For me, the small things that seem to matter in the moment really aren’t worth getting upset over - at the same time, being small, they should be easy to change. If my wife tells me she doesn’t like me clicking a pen over and over, for example, I think I could stop. But I am kind of addicted to breathing.

I have a mental role model, since my parents were a terrible couple marriage-wise. The model is a bit romanticized, but it is the couple that owns a corner market 100 years ago. They work the market all day, then go upstairs to work the house, taking care of the kids, and possibly parents, all the while. They don’t complain, don’t have social security, don’t have much. But they have each other, family and, to them, a good life. I think to myself, if they could find peace and happiness and enjoy life together, surely I can do the same with the many economic advantages I have over them. Maybe that is the problem: the economic advantages and their pursuit gets in the way of a good life.

My wife has her quirks and annoyances, and I tell her gently about the ones that get under my skin. She tries to do better. But I won’t let them, or my reaction to them, come between us. And if she mentions one of my legion of faults (some of which I can acknowledge), I try to do better.

I’ve been working at home 2 days a week and at the office 3 since March. My home office fortunately is a separate room in the basement (lower level if you have money, I’m told). I don’t see her much when I’m working, so it isn’t very different from my office days.

I’m going to retire soon, and she is concerned about too much time together, which might be the core of Lups’ concern.
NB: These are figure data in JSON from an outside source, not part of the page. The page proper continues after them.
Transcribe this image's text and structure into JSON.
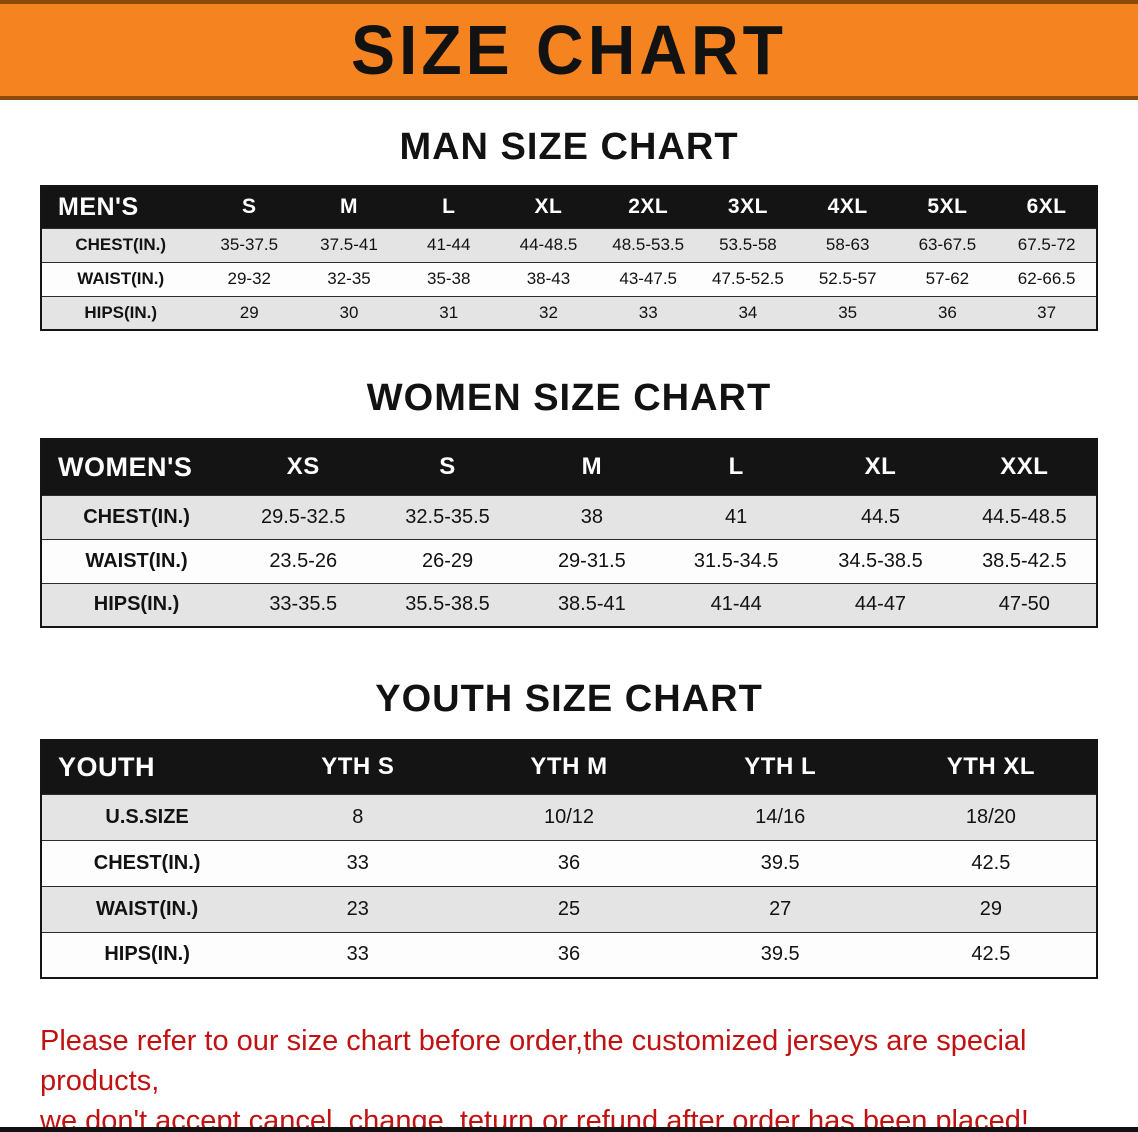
{
  "banner": {
    "title": "SIZE CHART"
  },
  "sections": {
    "men": {
      "heading": "MAN SIZE CHART",
      "table": {
        "header": [
          "MEN'S",
          "S",
          "M",
          "L",
          "XL",
          "2XL",
          "3XL",
          "4XL",
          "5XL",
          "6XL"
        ],
        "rows": [
          [
            "CHEST(IN.)",
            "35-37.5",
            "37.5-41",
            "41-44",
            "44-48.5",
            "48.5-53.5",
            "53.5-58",
            "58-63",
            "63-67.5",
            "67.5-72"
          ],
          [
            "WAIST(IN.)",
            "29-32",
            "32-35",
            "35-38",
            "38-43",
            "43-47.5",
            "47.5-52.5",
            "52.5-57",
            "57-62",
            "62-66.5"
          ],
          [
            "HIPS(IN.)",
            "29",
            "30",
            "31",
            "32",
            "33",
            "34",
            "35",
            "36",
            "37"
          ]
        ]
      }
    },
    "women": {
      "heading": "WOMEN SIZE CHART",
      "table": {
        "header": [
          "WOMEN'S",
          "XS",
          "S",
          "M",
          "L",
          "XL",
          "XXL"
        ],
        "rows": [
          [
            "CHEST(IN.)",
            "29.5-32.5",
            "32.5-35.5",
            "38",
            "41",
            "44.5",
            "44.5-48.5"
          ],
          [
            "WAIST(IN.)",
            "23.5-26",
            "26-29",
            "29-31.5",
            "31.5-34.5",
            "34.5-38.5",
            "38.5-42.5"
          ],
          [
            "HIPS(IN.)",
            "33-35.5",
            "35.5-38.5",
            "38.5-41",
            "41-44",
            "44-47",
            "47-50"
          ]
        ]
      }
    },
    "youth": {
      "heading": "YOUTH SIZE CHART",
      "table": {
        "header": [
          "YOUTH",
          "YTH S",
          "YTH M",
          "YTH L",
          "YTH XL"
        ],
        "rows": [
          [
            "U.S.SIZE",
            "8",
            "10/12",
            "14/16",
            "18/20"
          ],
          [
            "CHEST(IN.)",
            "33",
            "36",
            "39.5",
            "42.5"
          ],
          [
            "WAIST(IN.)",
            "23",
            "25",
            "27",
            "29"
          ],
          [
            "HIPS(IN.)",
            "33",
            "36",
            "39.5",
            "42.5"
          ]
        ]
      }
    }
  },
  "footer": {
    "line1": "Please refer to our size chart before order,the customized jerseys are special products,",
    "line2": "we don't accept cancel, change, teturn or refund after order has been placed!"
  },
  "colors": {
    "banner_bg": "#f5831f",
    "table_header_bg": "#141414",
    "row_alt": "#e4e4e4",
    "note_red": "#c11212"
  }
}
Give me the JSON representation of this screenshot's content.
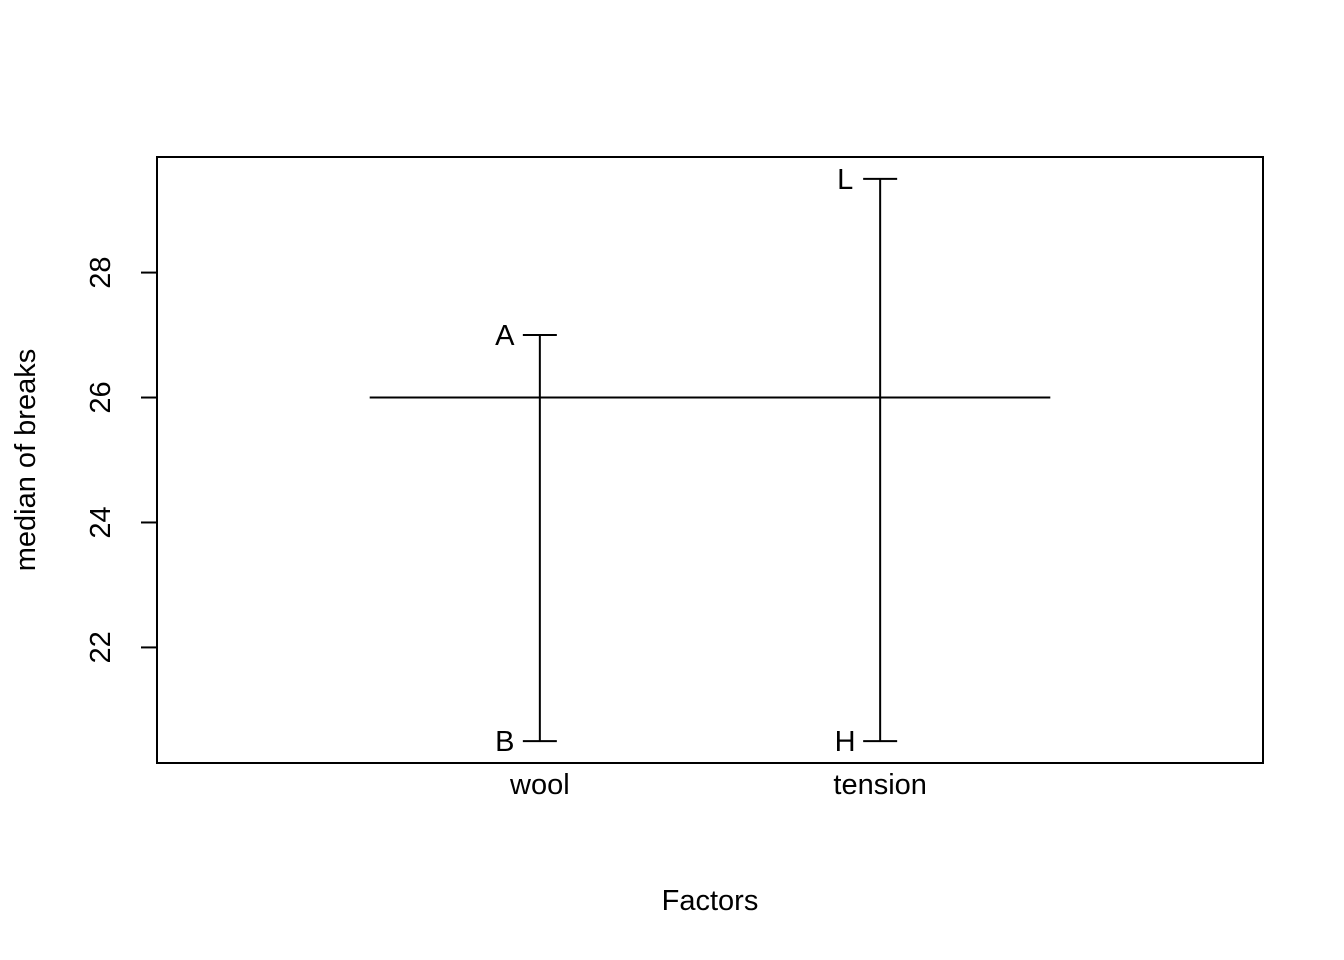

We are going to sell the house and move to a smaller place at the beach, but I’ll be active in some, or many ways. That will give us time to our selves as well as time together, which really is rare and precious when I’m working (and traveling) full time. The new house is big enough for us to have “separate corners” - one of her requirements, and a good one.

The little things, petty annoyances, should flow like water off a duck’s back. There is really no reason to let them change my attitude and ruin what otherwise is a very good life.

But Lups, neither of us is an engineer and I can’t imagine that horror. I work with engineers all day and that is surely enough penance for whatever sins I committed earlier in life!